Heidy Kikillus won a 2014 conservation innovation award for her Cat Tracker research project (c) WWF 2015
The search is on for new ideas that will enhance the conservation effort in New Zealand.
With WWF’s Conservation Innovation Awards now open for a second year, the nationwide quest for the next big thing in environmental protection runs until Friday 2nd October 2015.
Kiwi innovators from all walks of life—from research labs to garden slider shed options
and everywhere in-between—are encouraged to apply their creativity and come up with new tools, gadgets and concepts to aid the work of frontline conservation volunteers throughout the country.
Designed to help innovators fast-track their ideas to development, the awards fall into three categories—product, community project and research—and offer $25,000 prize money to each category winner.
Entry this year is via a new crowdsourcing website. To take advantage of this, entrants need to submit their ideas as soon as they can at wwf.org.nz/innovation
Lee Barry, WWF’s Conservation Innovation Awards Coordinator, explains: “Entries are posted onto the crowdsourcing platform, registered site users then comment and feedback on the ideas. Entrants can then take these comments on board and refine their submissions.
“The power of the crowd is gaining momentum and for the Conservation Innovation Awards this collective approach means that ideas for furthering conservation work, which will ultimately benefit all New Zealanders, can be fine-tuned to their full potential.”
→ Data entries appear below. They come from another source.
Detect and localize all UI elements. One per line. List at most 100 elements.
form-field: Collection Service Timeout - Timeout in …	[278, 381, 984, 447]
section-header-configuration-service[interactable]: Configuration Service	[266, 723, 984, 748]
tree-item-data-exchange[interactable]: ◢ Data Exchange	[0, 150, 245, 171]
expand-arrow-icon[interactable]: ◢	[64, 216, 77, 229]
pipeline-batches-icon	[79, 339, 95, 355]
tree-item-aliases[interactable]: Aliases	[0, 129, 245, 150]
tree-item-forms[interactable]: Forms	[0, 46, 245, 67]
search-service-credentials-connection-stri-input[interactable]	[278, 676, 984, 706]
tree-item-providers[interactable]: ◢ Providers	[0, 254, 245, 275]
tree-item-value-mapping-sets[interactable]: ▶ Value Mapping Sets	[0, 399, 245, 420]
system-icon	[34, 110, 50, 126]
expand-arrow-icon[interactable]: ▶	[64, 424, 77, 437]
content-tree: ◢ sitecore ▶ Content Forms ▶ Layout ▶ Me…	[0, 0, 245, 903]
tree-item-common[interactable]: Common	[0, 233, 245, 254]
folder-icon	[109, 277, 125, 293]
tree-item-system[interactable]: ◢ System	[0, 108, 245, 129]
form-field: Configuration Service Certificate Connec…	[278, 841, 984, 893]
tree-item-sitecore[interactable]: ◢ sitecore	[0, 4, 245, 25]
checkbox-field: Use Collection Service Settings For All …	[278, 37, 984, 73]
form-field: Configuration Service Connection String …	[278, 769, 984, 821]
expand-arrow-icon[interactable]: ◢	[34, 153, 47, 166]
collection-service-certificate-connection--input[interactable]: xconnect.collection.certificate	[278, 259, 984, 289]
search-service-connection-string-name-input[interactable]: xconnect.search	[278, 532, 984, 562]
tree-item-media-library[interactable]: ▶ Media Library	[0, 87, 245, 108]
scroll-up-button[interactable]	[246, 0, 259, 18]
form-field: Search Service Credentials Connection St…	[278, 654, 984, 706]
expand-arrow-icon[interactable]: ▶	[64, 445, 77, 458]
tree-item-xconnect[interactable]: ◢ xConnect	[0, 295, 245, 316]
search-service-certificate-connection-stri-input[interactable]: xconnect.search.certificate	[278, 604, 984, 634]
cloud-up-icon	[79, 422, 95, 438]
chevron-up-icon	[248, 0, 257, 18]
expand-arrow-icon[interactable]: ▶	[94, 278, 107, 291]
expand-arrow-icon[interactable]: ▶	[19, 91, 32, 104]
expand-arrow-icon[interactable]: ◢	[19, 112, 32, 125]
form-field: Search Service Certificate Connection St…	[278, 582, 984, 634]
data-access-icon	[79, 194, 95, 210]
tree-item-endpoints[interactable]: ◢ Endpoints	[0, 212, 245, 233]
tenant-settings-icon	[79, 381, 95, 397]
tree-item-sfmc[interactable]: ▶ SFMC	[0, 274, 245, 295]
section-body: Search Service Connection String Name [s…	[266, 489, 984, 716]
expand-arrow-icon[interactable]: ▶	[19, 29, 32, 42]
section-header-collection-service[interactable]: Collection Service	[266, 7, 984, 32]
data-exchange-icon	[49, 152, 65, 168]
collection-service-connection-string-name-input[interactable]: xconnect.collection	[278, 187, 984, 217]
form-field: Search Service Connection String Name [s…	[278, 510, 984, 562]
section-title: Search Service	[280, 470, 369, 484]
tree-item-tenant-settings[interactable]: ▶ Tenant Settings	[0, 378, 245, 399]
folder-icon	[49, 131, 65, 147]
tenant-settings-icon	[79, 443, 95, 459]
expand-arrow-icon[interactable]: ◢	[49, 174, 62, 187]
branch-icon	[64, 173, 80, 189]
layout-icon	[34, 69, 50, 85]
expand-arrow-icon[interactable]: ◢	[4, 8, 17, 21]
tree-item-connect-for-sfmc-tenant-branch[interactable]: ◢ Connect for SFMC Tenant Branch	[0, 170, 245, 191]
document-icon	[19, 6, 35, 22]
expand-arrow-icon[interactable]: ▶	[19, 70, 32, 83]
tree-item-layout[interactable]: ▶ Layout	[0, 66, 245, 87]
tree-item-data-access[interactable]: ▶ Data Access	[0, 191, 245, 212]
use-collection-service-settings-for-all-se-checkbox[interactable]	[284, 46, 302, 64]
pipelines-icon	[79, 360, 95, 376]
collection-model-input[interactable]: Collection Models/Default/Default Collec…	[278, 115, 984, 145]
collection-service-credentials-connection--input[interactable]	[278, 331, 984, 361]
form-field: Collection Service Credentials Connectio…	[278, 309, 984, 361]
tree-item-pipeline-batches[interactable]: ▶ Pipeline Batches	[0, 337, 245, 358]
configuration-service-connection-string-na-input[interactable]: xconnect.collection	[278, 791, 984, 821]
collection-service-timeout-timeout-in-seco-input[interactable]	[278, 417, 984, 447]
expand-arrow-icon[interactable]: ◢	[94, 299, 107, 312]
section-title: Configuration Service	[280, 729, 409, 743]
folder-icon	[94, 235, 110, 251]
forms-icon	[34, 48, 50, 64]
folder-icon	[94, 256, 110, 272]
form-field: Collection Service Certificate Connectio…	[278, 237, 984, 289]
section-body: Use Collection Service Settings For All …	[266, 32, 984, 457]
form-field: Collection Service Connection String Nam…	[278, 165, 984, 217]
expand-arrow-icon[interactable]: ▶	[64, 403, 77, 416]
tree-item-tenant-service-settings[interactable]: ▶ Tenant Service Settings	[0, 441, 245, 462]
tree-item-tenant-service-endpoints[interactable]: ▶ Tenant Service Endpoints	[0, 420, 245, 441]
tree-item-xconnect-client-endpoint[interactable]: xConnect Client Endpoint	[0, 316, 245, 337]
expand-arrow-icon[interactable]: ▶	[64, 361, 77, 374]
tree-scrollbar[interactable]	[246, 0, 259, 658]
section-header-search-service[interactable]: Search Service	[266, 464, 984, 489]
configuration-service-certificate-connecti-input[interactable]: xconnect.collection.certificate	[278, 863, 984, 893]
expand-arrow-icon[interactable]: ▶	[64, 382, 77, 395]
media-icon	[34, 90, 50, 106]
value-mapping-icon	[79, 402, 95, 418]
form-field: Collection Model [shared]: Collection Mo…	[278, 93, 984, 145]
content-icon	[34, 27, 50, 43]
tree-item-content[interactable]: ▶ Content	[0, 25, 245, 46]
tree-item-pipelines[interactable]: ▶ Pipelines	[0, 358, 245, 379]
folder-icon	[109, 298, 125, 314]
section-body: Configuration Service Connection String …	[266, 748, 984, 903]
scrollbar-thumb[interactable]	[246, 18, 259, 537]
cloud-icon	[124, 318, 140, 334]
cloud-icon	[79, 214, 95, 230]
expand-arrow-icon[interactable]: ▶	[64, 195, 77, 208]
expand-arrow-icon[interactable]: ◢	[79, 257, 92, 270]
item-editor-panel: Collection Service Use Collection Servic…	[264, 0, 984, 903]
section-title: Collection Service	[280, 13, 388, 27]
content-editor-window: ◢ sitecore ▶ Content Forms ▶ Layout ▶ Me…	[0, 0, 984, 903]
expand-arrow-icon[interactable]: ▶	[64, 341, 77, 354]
Entries will be judged by an independent panel which will look for entries that have practical application and clear benefit for grass roots conservation groups. Judges include Silicon Valley entrepreneur Matthew Monahan and conservation visionary Devon McLean.
Last year’s award winning ideas included: Trap Minder – a mobile phone predator alert; Cat Tracker– a research tool enabling owners to monitor their behaviour and impact on wildlife; Energise Otaki – a community-wide initiative to reduce the town’s emissions and promote renewable energy.